Brasil tem 26 ocorrências diárias de partos em meninas menores de 14 anos
Pesquisa realizada com a participação da Escola de Enfermagem da UFMG mostra dificuldade de acesso ao aborto legal em casos de violência
No período de 2011 a 2021, foram identificados 107,8 mil nascidos vivos cujas mães eram meninas de 10 a 14,5 anos de idade – uma média de 26 nascimentos por dia. A maior parte das gestantes eram meninas pretas e pardas (73,6%), moradoras das regiões Norte e Nordeste (60,6%). Mais de um quinto delas informaram estar em união estável ou casadas (20,7%). Em 5% dos casos, os recém-nascidos não eram da primeira gestação das mães. Os dados foram apurados em um estudo inédito realizado por pesquisadores da UFMG e da Fundação Oswaldo Cruz (Fiocruz), em parceria com o Ministério da Saúde.
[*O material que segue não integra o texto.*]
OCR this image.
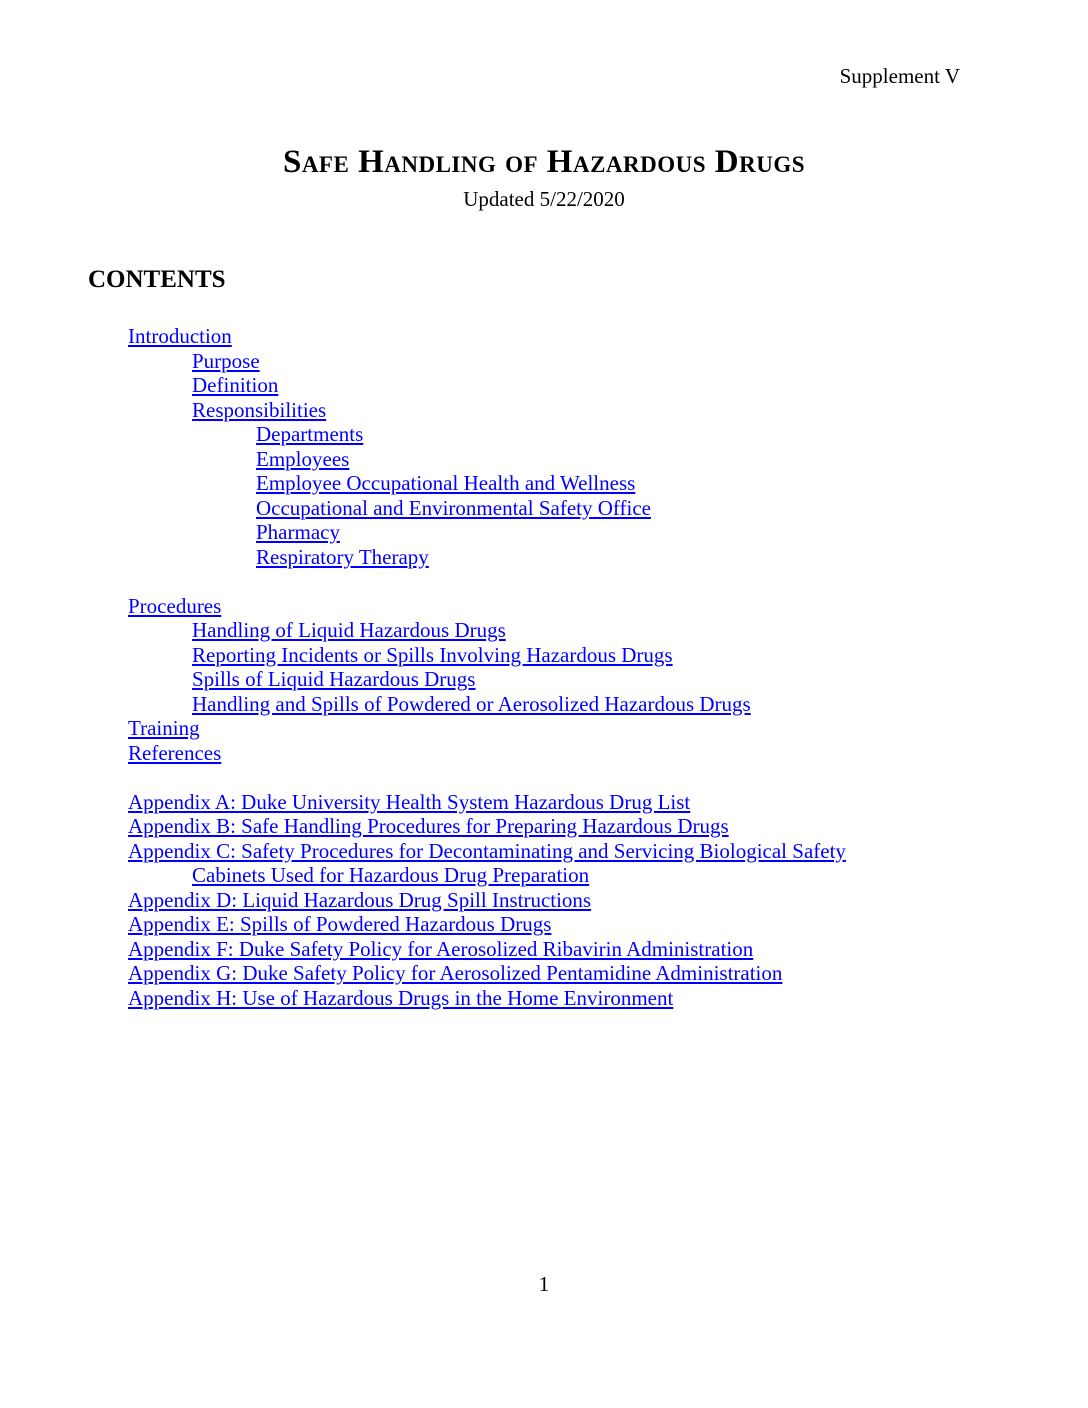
Supplement V
Safe Handling of Hazardous Drugs
Updated 5/22/2020
CONTENTS
Introduction
Purpose
Definition
Responsibilities
Departments
Employees
Employee Occupational Health and Wellness
Occupational and Environmental Safety Office
Pharmacy
Respiratory Therapy
Procedures
Handling of Liquid Hazardous Drugs
Reporting Incidents or Spills Involving Hazardous Drugs
Spills of Liquid Hazardous Drugs
Handling and Spills of Powdered or Aerosolized Hazardous Drugs
Training
References
Appendix A: Duke University Health System Hazardous Drug List
Appendix B: Safe Handling Procedures for Preparing Hazardous Drugs
Appendix C: Safety Procedures for Decontaminating and Servicing Biological Safety
Cabinets Used for Hazardous Drug Preparation
Appendix D: Liquid Hazardous Drug Spill Instructions
Appendix E: Spills of Powdered Hazardous Drugs
Appendix F: Duke Safety Policy for Aerosolized Ribavirin Administration
Appendix G: Duke Safety Policy for Aerosolized Pentamidine Administration
Appendix H: Use of Hazardous Drugs in the Home Environment
1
No Brasil, desde 2009, a Lei 12.015 considera a relação sexual com menores de 14 anos como estupro de vulnerável, independentemente da idade do parceiro ou do relacionamento estabelecido entre eles. “Até 2019, casamentos com menores de 16 anos poderiam ser autorizados pelos responsáveis, mediante ordem judicial especial, em caso de gravidez ou para evitar a imposição de pena criminal, o que revelava as contradições ao lidar com a presunção de violência contra meninas e adolescentes. O Estado era conivente com a gravidez, absolvendo possíveis casos de estupro pela via do casamento”, lembra a professora da Escola de Enfermagem da UFMG Deborah Carvalho Malta, coordenadora do estudo.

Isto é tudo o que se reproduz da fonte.